Of note: The candidates who received public dollars must track their spending and refund any unspent portion. But there are few limits on how they can spend the money.
- So far, five candidates have returned a total of $188,000, Denver election officials tell us.
What they're saying: "It's too bad that some of those races did go to the top money raisers," said Owen Perkins at CleanSlateNow Action, an organization that supported the public financing program. "That is going to lead people and future candidates to think that money is the be-all and end-all, and that's too bad."
- Still, he considers it a success because it led to a larger candidate field and "many great choices" for mayor. "I thought it achieved the goals we set to make access to the ballot more equitable," he said in an interview.
Be smart: The fund allows candidates to seek matching dollars for donations of $50 or less at a ratio of 9 to 1.
- That means a candidate who gets a $50 contribution qualifies for $450 in public money. To participate, the candidates must agree to cap individual donations at $500, instead of the typical $1,000.
Zoom in: Council member Kevin Flynn initially opposed public financing and believes it attracted people to run for mayor who "had no realistic path" to win.
- Flynn took the maximum $125,000 public match and easily won. It amounted to 74% of all campaign money he received.
- He told us the public money — along with connections made in prior elections — allowed him to spend less time fundraising.
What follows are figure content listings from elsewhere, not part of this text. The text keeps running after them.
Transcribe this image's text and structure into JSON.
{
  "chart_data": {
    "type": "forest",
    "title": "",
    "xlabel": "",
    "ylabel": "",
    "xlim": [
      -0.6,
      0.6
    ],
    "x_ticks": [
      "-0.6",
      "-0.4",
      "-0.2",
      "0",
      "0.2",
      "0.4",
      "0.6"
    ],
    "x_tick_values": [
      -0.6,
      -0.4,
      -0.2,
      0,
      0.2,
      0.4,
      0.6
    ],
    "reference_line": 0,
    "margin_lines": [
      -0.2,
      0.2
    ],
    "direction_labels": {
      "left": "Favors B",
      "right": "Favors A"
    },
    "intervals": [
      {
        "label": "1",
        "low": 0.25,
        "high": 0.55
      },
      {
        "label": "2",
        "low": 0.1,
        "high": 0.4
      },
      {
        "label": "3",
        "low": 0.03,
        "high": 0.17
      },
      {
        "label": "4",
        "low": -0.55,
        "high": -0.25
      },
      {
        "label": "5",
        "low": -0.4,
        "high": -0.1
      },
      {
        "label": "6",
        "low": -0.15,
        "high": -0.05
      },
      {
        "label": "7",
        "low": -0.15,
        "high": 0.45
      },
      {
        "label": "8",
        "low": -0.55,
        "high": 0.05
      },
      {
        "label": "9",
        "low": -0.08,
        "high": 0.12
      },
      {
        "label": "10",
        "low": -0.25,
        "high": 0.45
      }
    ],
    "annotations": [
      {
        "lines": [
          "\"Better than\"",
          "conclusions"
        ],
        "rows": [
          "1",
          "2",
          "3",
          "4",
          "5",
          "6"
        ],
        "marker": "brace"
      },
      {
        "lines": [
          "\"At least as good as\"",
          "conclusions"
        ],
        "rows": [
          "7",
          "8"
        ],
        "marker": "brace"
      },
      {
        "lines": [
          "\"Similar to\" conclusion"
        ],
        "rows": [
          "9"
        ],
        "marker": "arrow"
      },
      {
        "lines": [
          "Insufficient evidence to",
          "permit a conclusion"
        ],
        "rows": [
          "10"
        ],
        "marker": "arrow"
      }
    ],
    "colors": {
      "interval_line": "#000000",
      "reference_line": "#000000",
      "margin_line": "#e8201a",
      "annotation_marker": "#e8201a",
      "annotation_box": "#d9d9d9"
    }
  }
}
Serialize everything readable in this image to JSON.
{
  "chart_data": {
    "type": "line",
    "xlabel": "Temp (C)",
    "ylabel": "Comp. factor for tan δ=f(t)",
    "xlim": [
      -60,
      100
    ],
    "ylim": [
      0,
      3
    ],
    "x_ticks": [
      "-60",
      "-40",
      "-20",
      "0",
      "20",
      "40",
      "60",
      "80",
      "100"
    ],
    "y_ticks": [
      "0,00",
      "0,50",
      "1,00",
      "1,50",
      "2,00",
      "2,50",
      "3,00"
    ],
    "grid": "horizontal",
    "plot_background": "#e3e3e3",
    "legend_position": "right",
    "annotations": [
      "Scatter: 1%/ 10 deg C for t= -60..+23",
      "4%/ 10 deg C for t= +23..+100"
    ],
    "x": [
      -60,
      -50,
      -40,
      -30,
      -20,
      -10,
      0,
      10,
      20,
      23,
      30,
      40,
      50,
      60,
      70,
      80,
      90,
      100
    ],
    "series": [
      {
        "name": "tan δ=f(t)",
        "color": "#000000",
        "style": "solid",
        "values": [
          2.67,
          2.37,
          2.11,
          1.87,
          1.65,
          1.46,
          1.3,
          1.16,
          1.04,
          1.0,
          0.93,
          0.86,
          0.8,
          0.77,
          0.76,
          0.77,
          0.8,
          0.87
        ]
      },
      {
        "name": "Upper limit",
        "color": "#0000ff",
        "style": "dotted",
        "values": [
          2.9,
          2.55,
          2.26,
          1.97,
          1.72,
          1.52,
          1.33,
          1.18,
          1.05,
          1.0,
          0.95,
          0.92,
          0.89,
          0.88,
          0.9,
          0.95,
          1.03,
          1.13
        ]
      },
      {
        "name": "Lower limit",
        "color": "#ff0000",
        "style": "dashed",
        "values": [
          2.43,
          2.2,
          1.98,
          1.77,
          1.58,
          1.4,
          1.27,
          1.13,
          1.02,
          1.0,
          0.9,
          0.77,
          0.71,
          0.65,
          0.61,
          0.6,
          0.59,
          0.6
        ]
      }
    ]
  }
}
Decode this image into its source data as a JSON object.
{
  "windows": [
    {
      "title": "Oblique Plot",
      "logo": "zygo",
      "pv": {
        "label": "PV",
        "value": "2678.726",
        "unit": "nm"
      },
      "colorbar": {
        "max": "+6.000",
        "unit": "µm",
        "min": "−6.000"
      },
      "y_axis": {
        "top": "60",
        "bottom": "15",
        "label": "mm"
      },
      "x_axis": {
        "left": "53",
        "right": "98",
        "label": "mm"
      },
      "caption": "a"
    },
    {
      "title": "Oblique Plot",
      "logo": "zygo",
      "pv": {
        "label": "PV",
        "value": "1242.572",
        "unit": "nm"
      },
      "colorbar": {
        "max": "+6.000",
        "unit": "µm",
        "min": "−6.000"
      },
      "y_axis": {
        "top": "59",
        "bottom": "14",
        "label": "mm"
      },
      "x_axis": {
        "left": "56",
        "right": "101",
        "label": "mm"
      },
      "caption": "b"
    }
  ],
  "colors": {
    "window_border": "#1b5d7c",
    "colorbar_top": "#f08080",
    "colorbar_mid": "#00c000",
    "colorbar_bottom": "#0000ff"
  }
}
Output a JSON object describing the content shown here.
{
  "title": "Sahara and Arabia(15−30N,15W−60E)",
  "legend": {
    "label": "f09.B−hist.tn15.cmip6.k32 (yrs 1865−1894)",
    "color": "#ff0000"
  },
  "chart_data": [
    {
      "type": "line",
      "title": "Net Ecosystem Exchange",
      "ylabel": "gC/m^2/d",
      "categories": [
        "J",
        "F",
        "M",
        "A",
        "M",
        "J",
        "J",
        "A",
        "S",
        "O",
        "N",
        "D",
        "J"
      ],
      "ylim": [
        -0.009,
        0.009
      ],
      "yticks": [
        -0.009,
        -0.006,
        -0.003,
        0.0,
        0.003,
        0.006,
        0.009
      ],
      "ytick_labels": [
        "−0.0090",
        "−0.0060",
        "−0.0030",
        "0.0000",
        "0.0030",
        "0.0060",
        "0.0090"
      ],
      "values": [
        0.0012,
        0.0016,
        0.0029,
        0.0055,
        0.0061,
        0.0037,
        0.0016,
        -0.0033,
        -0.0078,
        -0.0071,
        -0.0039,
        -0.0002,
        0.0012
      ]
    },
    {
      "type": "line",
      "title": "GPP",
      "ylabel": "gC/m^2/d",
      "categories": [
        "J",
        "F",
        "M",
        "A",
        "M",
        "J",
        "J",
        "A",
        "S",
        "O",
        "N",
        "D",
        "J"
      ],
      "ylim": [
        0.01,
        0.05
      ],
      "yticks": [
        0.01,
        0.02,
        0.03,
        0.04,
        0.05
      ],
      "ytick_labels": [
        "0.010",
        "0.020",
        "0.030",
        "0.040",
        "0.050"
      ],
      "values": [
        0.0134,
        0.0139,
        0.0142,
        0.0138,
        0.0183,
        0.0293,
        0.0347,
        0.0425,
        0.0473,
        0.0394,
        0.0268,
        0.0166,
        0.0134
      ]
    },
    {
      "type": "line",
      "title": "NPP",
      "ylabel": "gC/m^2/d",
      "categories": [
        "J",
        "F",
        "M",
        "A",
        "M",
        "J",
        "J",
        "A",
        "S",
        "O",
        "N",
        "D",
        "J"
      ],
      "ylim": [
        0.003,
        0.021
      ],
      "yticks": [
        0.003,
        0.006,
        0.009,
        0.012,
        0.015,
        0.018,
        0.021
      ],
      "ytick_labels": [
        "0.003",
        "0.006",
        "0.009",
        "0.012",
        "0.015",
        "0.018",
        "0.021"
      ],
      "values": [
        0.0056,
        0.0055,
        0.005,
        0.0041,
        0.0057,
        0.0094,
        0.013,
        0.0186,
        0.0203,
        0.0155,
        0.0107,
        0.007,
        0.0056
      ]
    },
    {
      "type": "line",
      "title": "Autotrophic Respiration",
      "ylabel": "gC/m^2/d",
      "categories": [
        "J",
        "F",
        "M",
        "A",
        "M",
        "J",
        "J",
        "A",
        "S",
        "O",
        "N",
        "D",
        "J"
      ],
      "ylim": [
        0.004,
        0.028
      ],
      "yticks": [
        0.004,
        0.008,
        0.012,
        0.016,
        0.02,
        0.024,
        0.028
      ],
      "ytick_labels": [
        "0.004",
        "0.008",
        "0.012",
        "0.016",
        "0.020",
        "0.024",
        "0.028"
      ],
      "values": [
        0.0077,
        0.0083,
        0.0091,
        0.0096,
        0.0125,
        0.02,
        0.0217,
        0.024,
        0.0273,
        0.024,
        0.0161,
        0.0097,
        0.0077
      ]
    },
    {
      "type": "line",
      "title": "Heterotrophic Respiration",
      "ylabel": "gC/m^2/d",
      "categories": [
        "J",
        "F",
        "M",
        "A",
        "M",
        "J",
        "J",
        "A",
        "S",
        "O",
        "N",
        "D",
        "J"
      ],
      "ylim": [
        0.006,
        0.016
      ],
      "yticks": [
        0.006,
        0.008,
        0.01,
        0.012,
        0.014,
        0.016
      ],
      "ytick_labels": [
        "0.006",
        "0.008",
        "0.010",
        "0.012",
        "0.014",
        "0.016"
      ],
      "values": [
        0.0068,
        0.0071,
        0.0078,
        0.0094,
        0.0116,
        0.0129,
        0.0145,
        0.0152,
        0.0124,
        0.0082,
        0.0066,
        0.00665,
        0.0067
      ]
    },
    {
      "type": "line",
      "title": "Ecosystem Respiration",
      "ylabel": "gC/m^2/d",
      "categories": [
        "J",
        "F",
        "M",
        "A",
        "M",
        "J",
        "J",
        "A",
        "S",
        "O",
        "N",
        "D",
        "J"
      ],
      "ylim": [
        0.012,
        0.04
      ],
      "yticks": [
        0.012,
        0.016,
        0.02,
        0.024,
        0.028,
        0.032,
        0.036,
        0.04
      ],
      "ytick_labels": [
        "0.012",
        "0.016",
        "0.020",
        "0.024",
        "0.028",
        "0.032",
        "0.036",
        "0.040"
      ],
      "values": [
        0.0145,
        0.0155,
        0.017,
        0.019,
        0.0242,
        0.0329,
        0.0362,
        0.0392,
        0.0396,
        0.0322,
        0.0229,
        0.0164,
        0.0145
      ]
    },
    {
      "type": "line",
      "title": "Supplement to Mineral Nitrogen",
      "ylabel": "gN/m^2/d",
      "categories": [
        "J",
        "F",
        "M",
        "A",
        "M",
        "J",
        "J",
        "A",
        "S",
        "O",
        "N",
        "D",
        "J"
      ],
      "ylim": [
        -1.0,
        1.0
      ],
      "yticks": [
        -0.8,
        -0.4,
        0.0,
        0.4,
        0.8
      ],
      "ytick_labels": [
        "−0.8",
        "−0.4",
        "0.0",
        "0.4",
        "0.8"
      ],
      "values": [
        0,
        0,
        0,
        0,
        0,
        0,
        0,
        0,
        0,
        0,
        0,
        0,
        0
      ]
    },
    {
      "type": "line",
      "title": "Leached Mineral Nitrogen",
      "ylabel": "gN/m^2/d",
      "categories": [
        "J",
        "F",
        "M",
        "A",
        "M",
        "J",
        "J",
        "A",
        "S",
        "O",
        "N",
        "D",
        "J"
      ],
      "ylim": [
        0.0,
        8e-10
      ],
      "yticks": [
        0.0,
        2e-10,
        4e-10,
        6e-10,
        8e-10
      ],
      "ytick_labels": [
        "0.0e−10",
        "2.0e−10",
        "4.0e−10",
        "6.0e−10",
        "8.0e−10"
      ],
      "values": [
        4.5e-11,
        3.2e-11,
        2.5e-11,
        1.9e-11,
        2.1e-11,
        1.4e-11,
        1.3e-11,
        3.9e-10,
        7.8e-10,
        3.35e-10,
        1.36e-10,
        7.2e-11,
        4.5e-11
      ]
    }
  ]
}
The other side: Andy Rougeot, who self-funded his mayoral bid with $850,000, criticized his rivals for using the public financing system during the campaign, saying it was "ridiculous to see our taxpayer dollars going to this."
- He finished fourth with 11.5% of the vote.
What to watch: The candidates who received public financing and advanced to the June 6 runoff will get more money as early as this week — a lump sum payment equal to 25% of all their qualifying contributions.